Poetically composed vignettes form Linda Buckmaster’s brilliant memoir Space Heart, which explores how cutting-edge technology and family life juxtapose in American culture. Buckmaster eloquently processes the difficulties she’s faced with grace and skill.
Because she grew up in 1950s and ‘60s Florida near Cape Canaveral, Buckmaster is fully immersed in the culture of that time and place. The space race spurred by Sputnik, the Latin music and lifestyle brought to Florida by Cuban refugees, the peace-and-love mindset introduced by hippies: she is truly a product of her era and locale. Obsessed with astronauts and cowboys, she is a pioneer in her own right: when she was ten, she was one of the first open-heart surgery patients, the hole in her heart repaired with Teflon, the same material used in astronauts’ suits.
The first half of the book explores Buckmaster’s childhood. Her experiences are gorgeously rendered through her keen attention to detail. In the second half, she delves into the psychological impact of those events with a sense of nostalgia and yearning for comprehension of the past. Especially when she is writing about her brother and their strained relationship with their alcoholic, rocket engineer father, the depth of her intellectual understanding is heartrendingly revealed.

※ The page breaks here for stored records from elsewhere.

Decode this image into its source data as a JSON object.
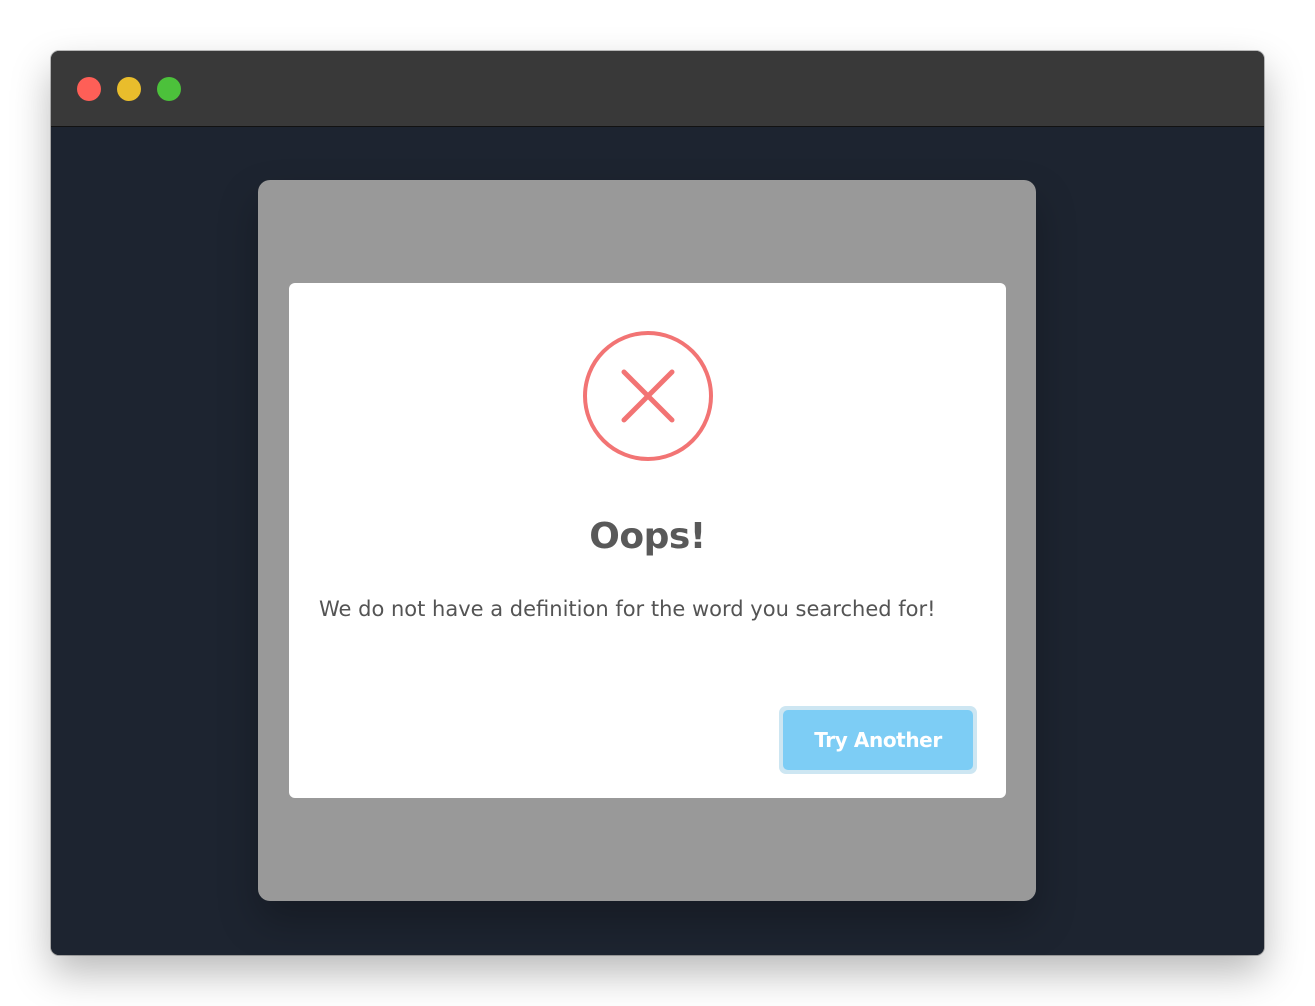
{
  "window": {
    "controls": {
      "close_color": "#fe5f57",
      "minimize_color": "#febc2e",
      "zoom_color": "#28c840"
    }
  },
  "dialog": {
    "icon": "error-x-circle-icon",
    "icon_color": "#f27474",
    "title": "Oops!",
    "message": "We do not have a definition for the word you searched for!",
    "button_label": "Try Another",
    "button_color": "#7dcdf5"
  }
}
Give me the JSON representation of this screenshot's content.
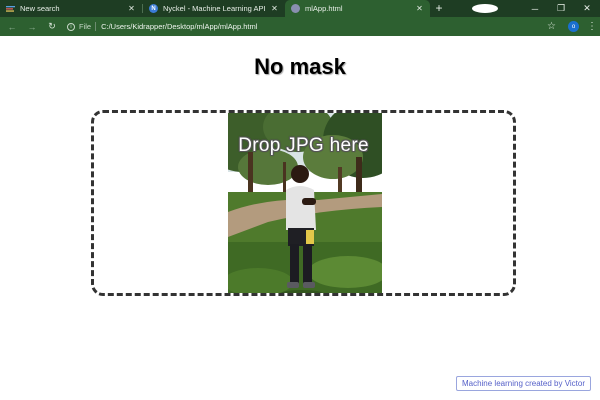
{
  "browser": {
    "tabs": [
      {
        "title": "New search",
        "icon": "stripes-icon",
        "active": false
      },
      {
        "title": "Nyckel - Machine Learning API",
        "icon": "nyckel-icon",
        "icon_letter": "N",
        "active": false
      },
      {
        "title": "mlApp.html",
        "icon": "globe-icon",
        "active": true
      }
    ],
    "new_tab_label": "+",
    "address": {
      "scheme": "File",
      "url": "C:/Users/Kidrapper/Desktop/mlApp/mlApp.html"
    },
    "profile_initial": "o",
    "colors": {
      "frame": "#1e3d23",
      "toolbar": "#2d6030",
      "avatar": "#1a6fcf"
    }
  },
  "page": {
    "title": "No mask",
    "dropzone": {
      "label": "Drop JPG here"
    },
    "credit": "Machine learning created by Victor"
  }
}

Each chapter could stand on its own as a prose-poetic essay. They reach far into the depths of the topics they explore. Woven together as they are, the chapters expose a puzzle of many mysterious pieces that fit beautifully together. From remembering mosquito trucks spewing DDT to watching the Challenger explosion live on television, all scenes are written with picturesque imagery and careful analysis of their purposefully included details.
A cathartic memoir, Space Heart offers cultural context for an extraordinary and unique life.